Par exploit en date du 24 octobre 2023, Mme [V] [S] a fait assigner M. [F] [B] [E] à comparaître devant le juge des contentieux de la protection du tribunal judiciaire de Paris, sollicitant de voir :
— Déclarer recevable et bien fondé en son action Madame [V] [S]
Et ce faisant
— Valider le congé pour vente délivré à Monsieur [F] [B] [E] le 7 juillet 2021 pour le 8 janvier 2023 ;
— Le déclarer occupant sans droit ni titre des locaux qu’il occupe [Adresse 1] à [Localité 2] et ordonner en conséquence leur expulsion desdits locaux ainsi que celle de tout occupant de son chef avec l’assistance si besoin est du commissaire de police et de la force publique sous astreinte de 150 € par jour de retard à compter de la décision à intervenir ;
— Supprimer le délai de deux mois prévu par l’article 412-1 du Code des Procédures Civiles d’Exécution ;
— Autoriser le requérant à faire séquestrer les biens meubles se trouvant dans tel garde-meubles de son choix, aux frais, risques et périls de la défenderesse ;
— Condamner Monsieur [F] [B] [E] au paiement d’une indemnité mensuelle d’occupation d’un montant de 1.000 € à compter du 8 janvier 2023, et jusqu’à complète libération des lieux, étant précisé que tout mois commencé est dû en intégralité ;
— Dire que l’indemnité d’occupation sera révisable dans les mêmes conditions contractuelles que le loyer ;
— Ne pas écarter l’exécution provisoire.
— Condamner Monsieur [F] [B] [E] à payer à Madame [V] [S] la somme de 2.000 euros sur le fondement de l’article 700 du Code de procédure civile ;
— Le condamner aux dépens de la présente instance, en ce compris le coût de l’expulsion à intervenir
A l’audience du 27 septembre 2024, Mme [V] [S], représentée par son conseil, a maintenu ses demandes dans les termes de son assignation. Elle expose être opposée à la demande de délais pour quitter les lieux sollicités par le défendeur.
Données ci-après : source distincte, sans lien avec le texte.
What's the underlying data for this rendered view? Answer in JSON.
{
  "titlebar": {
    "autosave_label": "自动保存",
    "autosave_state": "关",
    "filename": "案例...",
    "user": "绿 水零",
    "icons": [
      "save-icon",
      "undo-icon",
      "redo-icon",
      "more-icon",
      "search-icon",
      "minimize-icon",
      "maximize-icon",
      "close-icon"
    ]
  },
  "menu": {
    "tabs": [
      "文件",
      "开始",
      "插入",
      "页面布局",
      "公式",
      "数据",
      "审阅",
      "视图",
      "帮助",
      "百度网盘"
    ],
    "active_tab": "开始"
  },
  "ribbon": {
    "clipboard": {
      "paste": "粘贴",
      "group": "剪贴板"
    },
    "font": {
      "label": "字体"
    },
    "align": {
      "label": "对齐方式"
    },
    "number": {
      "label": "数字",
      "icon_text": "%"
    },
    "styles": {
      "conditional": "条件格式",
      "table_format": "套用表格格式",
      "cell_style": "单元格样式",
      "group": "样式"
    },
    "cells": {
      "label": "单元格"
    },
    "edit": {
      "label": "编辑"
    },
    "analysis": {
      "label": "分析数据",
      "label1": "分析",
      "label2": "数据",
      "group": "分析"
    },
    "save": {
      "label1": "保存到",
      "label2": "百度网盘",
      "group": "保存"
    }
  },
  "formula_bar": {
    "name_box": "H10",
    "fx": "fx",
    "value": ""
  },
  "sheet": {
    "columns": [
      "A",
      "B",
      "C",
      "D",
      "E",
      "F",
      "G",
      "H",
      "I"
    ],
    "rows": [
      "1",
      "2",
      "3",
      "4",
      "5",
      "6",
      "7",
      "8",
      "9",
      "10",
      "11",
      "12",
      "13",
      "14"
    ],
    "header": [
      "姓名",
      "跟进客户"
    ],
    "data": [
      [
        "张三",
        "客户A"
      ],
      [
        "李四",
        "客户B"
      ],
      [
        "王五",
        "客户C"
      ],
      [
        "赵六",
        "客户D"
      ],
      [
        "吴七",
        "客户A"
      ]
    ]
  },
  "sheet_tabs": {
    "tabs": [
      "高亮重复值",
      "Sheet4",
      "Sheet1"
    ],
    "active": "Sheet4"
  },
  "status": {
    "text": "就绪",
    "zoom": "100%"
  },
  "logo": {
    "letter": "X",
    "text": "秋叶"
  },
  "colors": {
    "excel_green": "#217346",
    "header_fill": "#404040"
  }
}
M. [F] [B] [E], représenté par son conseil, sollicite de voir :
— Débouter Madame [S] de l’ensemble de ses demandes,
— Prononcer la nullité du congé pour vente délivré le 07/07/2021,
À titre subsisiaire:
— Accorder à Monsieur [B] [E] [E] les plus larges délais pour quitter les lieux loués,
— Fixer le montant de l’indemnité d’occupation à un montant équivalant au loyer contractuellement perçu par la bailleresse.
— Condamner la demanderesse à lui verser la somme de 1000 euros au titre de l’article 700 du code de procédure civile et aux entiers dépens.
La décision a été mise en délibéré au 5 décembre 2024.
MOTIFS DE LA DECISION
Sur la nullité de l’acte
L’article 114 du code de procédure civile précise qu’aucun acte de procédure ne peut être déclaré nul pour vice de forme si la nullité n’en est pas expressément prévue par la loi, sauf en cas d’inobservation d’une formalité substantielle ou d’ordre public. La nullité ne peut être prononcée qu’à charge pour l’adversaire qui l’invoque de prouver le grief que lui cause l’irrégularité, même lorsqu’il s’agit d’une formalité substantielle ou d’ordre public.
M. [F] [B] [E] soutient que le congé qui lui a été délivré doit être considéré comme nul au motif que son second nom [E] ne figure pas sur le congé.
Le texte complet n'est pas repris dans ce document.